Desta forma, o ordenamento jurídico segue no sentido de proteger o comprador do imóvel, conforme dispõe a Súmula 308 do Superior Tribunal de Justiça:
“A hipoteca firmada entre a construtora e o agente financeiro, anterior ou posterior à celebração da promessa de compra e venda, não tem eficácia perante os adquirentes do imóvel.” [1]
Os julgados recentes seguem o mesmo entendimento e demonstram que a matéria se encontra pacificada, vejamos:
APELAÇÃO. OBRIGAÇÃO DE FAZER. CANCELAMENTO DE HIPOTECA. Inconformismo do Banco réu. Preliminar de ilegitimidade passiva. Rejeição. Aplicação do Código de Defesa do Consumidor. Cadeia de fornecimento caracterizada. Obrigação solidária configurada. Mérito. Comprovação de quitação integral do preço. Adquirente de boa-fé não pode ser prejudicado por gravame firmado entre a instituição bancária e a construtora. Irrelevância da ciência da parte sobre a existência do gravame. Sentença mantida.

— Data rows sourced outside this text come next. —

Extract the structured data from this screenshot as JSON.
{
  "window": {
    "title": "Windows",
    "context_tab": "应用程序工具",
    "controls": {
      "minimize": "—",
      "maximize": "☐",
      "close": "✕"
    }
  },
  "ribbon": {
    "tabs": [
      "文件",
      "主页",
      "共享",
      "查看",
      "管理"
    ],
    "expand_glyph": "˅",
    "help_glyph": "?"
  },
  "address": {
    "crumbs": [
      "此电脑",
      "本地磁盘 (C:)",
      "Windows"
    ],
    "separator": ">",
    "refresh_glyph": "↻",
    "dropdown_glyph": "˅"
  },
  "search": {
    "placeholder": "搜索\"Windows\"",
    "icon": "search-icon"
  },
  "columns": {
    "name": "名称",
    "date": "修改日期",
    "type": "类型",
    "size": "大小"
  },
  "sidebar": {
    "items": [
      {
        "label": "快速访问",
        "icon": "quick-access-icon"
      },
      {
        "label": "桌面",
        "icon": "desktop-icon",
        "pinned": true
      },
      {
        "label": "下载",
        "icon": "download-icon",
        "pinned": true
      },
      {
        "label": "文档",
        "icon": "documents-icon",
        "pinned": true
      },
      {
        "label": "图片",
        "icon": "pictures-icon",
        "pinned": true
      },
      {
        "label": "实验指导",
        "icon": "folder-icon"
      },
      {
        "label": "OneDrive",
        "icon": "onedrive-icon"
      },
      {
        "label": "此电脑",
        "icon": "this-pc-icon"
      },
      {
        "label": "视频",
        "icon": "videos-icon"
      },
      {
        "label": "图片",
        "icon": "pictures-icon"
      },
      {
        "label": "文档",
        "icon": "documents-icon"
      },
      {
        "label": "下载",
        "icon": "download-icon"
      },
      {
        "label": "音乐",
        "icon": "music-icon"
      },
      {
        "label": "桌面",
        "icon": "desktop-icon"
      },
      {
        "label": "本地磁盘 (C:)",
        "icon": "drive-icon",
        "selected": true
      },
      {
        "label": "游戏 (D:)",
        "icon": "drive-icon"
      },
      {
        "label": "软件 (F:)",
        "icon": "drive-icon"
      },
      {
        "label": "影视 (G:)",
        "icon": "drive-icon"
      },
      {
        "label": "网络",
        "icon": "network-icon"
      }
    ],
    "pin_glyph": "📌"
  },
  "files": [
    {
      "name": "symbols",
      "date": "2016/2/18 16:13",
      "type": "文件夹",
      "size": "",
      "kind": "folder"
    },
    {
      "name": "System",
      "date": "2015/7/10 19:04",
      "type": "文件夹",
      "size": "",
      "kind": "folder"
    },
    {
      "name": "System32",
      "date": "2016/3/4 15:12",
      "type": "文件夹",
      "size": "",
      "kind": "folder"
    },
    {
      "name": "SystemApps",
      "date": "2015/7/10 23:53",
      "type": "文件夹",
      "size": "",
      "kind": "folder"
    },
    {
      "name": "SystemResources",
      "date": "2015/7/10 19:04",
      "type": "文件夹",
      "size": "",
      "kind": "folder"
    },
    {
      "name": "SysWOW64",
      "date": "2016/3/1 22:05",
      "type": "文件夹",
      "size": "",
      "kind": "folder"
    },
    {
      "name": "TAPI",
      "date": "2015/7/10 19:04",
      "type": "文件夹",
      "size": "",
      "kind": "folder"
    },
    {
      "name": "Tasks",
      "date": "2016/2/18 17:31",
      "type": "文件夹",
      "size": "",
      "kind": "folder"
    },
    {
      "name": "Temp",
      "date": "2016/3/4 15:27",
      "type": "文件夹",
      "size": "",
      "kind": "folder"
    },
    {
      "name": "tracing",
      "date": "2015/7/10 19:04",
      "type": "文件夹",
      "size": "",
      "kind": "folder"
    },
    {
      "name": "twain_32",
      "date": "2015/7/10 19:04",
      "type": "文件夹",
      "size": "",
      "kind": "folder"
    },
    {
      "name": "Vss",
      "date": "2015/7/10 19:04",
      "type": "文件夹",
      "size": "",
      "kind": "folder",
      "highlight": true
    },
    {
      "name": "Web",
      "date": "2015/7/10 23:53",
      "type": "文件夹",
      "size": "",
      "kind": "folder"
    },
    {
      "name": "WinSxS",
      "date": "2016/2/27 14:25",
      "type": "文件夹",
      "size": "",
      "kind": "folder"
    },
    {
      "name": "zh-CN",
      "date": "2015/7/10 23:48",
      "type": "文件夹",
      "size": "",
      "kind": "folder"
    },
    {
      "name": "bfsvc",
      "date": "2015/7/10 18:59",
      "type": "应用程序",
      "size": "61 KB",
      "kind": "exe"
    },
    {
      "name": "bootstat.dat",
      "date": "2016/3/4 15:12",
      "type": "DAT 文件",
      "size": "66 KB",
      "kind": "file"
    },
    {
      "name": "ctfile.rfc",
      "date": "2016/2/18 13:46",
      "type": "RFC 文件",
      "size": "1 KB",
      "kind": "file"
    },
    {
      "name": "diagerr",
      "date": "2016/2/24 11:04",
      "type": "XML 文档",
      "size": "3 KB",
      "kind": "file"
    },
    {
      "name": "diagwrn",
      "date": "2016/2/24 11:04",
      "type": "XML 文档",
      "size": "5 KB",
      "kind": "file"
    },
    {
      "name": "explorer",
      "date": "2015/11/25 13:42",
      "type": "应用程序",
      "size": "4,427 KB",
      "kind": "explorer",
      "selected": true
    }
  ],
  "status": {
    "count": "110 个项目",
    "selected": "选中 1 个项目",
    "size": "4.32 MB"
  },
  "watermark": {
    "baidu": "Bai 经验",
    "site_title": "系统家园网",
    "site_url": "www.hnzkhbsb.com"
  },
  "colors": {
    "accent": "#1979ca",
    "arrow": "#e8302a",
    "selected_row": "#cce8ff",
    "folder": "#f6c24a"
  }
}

Recurso desprovido. (TJSP; Apelação Cível 1002009-54.2020.8.26.0506; Relator (a): HERTHA HELENA DE OLIVEIRA; Órgão Julgador: 2ª Câmara de Direito Privado; Foro de Ribeirão Preto – 5ª Vara Cível; Data do Julgamento: 26/10/2021; Data de Registro: 26/10/2021)[2]
TUTELA DE URGÊNCIA – Compromisso de compra e venda de imóvel – Determinação ao cancelamento de hipoteca – Preço quitado – Existência de garantia hipotecária firmada entre a construtora e o agente financeiro – Irrelevância – Fato que não atinge os adquirentes do imóvel – Súmula 308, do Superior Tribunal de Justiça – Multa diária de R$ 500,00 em caso de descumprimento da obrigação – Valor que se revela adequado à hipótese – Necessidade, entretanto, de estabelecimento de um teto para a sua incidência (R$ 30.000,00) – Recurso provido em parte apenas para este fim. (TJSP; Agravo de Instrumento 2211923-73.2021.8.26.0000; Relator (a): Luiz Antonio de Godoy; Órgão Julgador: 1ª Câmara de Direito Privado; Foro de São Caetano do Sul – 6ª Vara Cível; Data do Julgamento: 20/10/2021; Data de Registro: 20/10/2021)[3]
Importante frisar que, além dos danos materiais, o terceiro adquirente sofre danos morais, uma vez que se vê impedido de usufruir e gozar do imóvel da forma que melhor lhe convém, sendo essa a real expectativa ao adquirir um bem.
O QUE FAZER QUANDO NÃO HOUVER A BAIXA DA HIPOTECA
Posto que em casos como este a construtora, ao comercializar as unidades sem seguir com o repasse dos valores, agiu de forma negligente, descumprindo com suas obrigações contratuais junto ao agente financeiro e, consequentemente, causando danos ao adquirente, resta claro a quebra no princípio da boa-fé, que deve estar presente em todas as relações jurídicas.
A fim de coibir tal ato e garantir o direito do consumidor, a Súmula 308 do Superior Tribunal de Justiça evita que a negligência das construtoras recaia sobre o adquirente, determinando a possibilidade de e prosseguimento da transferência do imóvel e, portanto, do exercício do direito de propriedade.
Para evitar situações como esta, é importante que ocorra o acompanhamento jurídico durante todo o processo de aquisição do imóvel, desta forma, eventuais problemas podem ser descobertos de forma antecipada, facilitando a busca de soluções breves e favoráveis ao consumidor.
Porém, caso não seja possível resolver a questão de forma amigável, diante da resistência da construtora e/ou agente bancário, é possível ainda propor ação requerendo que a averbação de hipoteca do imóvel seja retirada da matrícula.